一方、かつてMSXを手にした子どもたちの多くは、大人の手助けなど必要としなかった。同様に、IchigoJamは子どもが独力でハードウェアを製作し、プログラミングを独習することが可能だ。ある程度の電子工作への意欲がある子どもであれば、キットを組み立て、プログラミングの入り口までたどり着くことができる。

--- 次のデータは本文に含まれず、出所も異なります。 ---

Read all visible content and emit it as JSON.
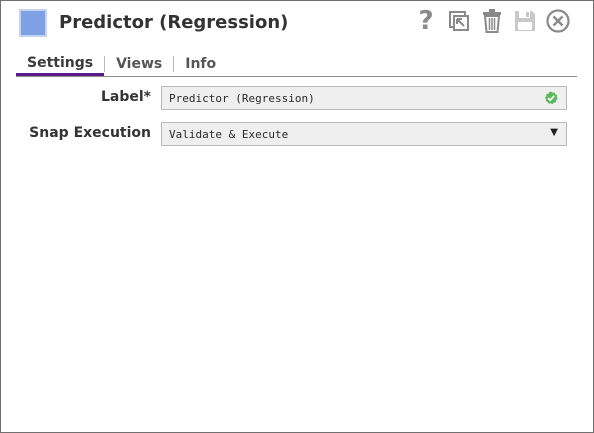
{
  "window": {
    "title": "Predictor (Regression)",
    "accent_color": "#7ea1e6",
    "tab_accent_color": "#5b1a8e"
  },
  "toolbar": {
    "help_glyph": "?",
    "icons": [
      "help-icon",
      "export-icon",
      "delete-icon",
      "save-icon",
      "close-icon"
    ]
  },
  "tabs": [
    {
      "label": "Settings",
      "active": true
    },
    {
      "label": "Views",
      "active": false
    },
    {
      "label": "Info",
      "active": false
    }
  ],
  "form": {
    "label_field": {
      "label": "Label*",
      "value": "Predictor (Regression)",
      "status_icon": "valid-check-icon",
      "status_color": "#5cb85c"
    },
    "snap_execution": {
      "label": "Snap Execution",
      "selected": "Validate & Execute",
      "caret": "▼"
    }
  }
}
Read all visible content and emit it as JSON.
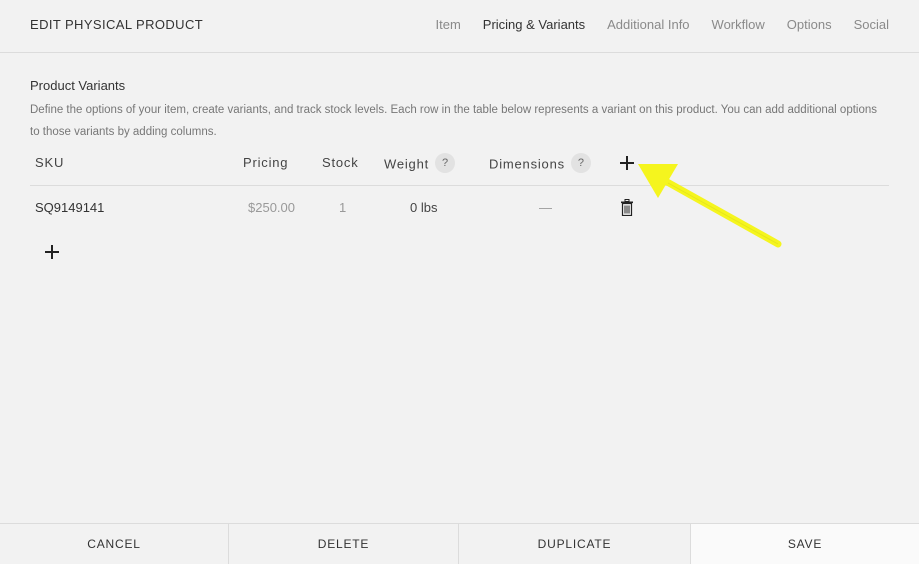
{
  "header": {
    "title": "EDIT PHYSICAL PRODUCT",
    "tabs": [
      {
        "label": "Item",
        "active": false
      },
      {
        "label": "Pricing & Variants",
        "active": true
      },
      {
        "label": "Additional Info",
        "active": false
      },
      {
        "label": "Workflow",
        "active": false
      },
      {
        "label": "Options",
        "active": false
      },
      {
        "label": "Social",
        "active": false
      }
    ]
  },
  "section": {
    "title": "Product Variants",
    "description": "Define the options of your item, create variants, and track stock levels. Each row in the table below represents a variant on this product. You can add additional options to those variants by adding columns."
  },
  "table": {
    "columns": {
      "sku": "SKU",
      "pricing": "Pricing",
      "stock": "Stock",
      "weight": "Weight",
      "dimensions": "Dimensions"
    },
    "help_glyph": "?",
    "rows": [
      {
        "sku": "SQ9149141",
        "pricing": "$250.00",
        "stock": "1",
        "weight": "0 lbs",
        "dimensions": "—"
      }
    ]
  },
  "icons": {
    "add_column": "plus-icon",
    "add_row": "plus-icon",
    "delete_row": "trash-icon",
    "help": "question-icon",
    "annotation": "arrow-icon"
  },
  "colors": {
    "background": "#f2f2f2",
    "arrow": "#f5f51e",
    "save_bg": "#fafafa"
  },
  "footer": {
    "cancel": "CANCEL",
    "delete": "DELETE",
    "duplicate": "DUPLICATE",
    "save": "SAVE"
  }
}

IchigoJamでは、工作の難易度の低い基板やパーツを使っている。例えば、ゲジゲジのような外観のDIP(Dual Inline Package)形状の半導体を使う。これなら小学生でもハンダ付けが可能だ。ソフトウェア環境のセットアップ作業は不要だ。キットに含まれるLPC1114マイコンのフラッシュメモリにBASICをあらかじめ格納済みのためだ。配線にミスがなければ、電源を投入してわずか1秒で画面に「OK」というプロンプトを表示し、BASIC言語を使えるようになる。
IchigoJamは、すでに子ども向けのプログラミング教育の現場で使われ始めている。例えば、「MASAHARUの魂のプログラミング」と題したBlogでは、IchigoJamを教材としてプログラミングを学び始めた小学5年生のMASAHARU君が作ったプログラムが何本も紹介されている。IchigoJamはキャラクターベースのグラフィックス機能しか備えないが、その制約の中で工夫してオリジナルのアクションゲームを作っている。
福野の個人的な活動から生まれたIchigoJamだが、事業化の計画も進んでいる。ソフト、ハードの設計は無償で公開するが、商用利用にはライセンス料を取るモデルだ。「100万台は世に出したい」と福野は話す。子どものための、極めて安価で手軽なパソコンがまさに誕生しつつあるのだ。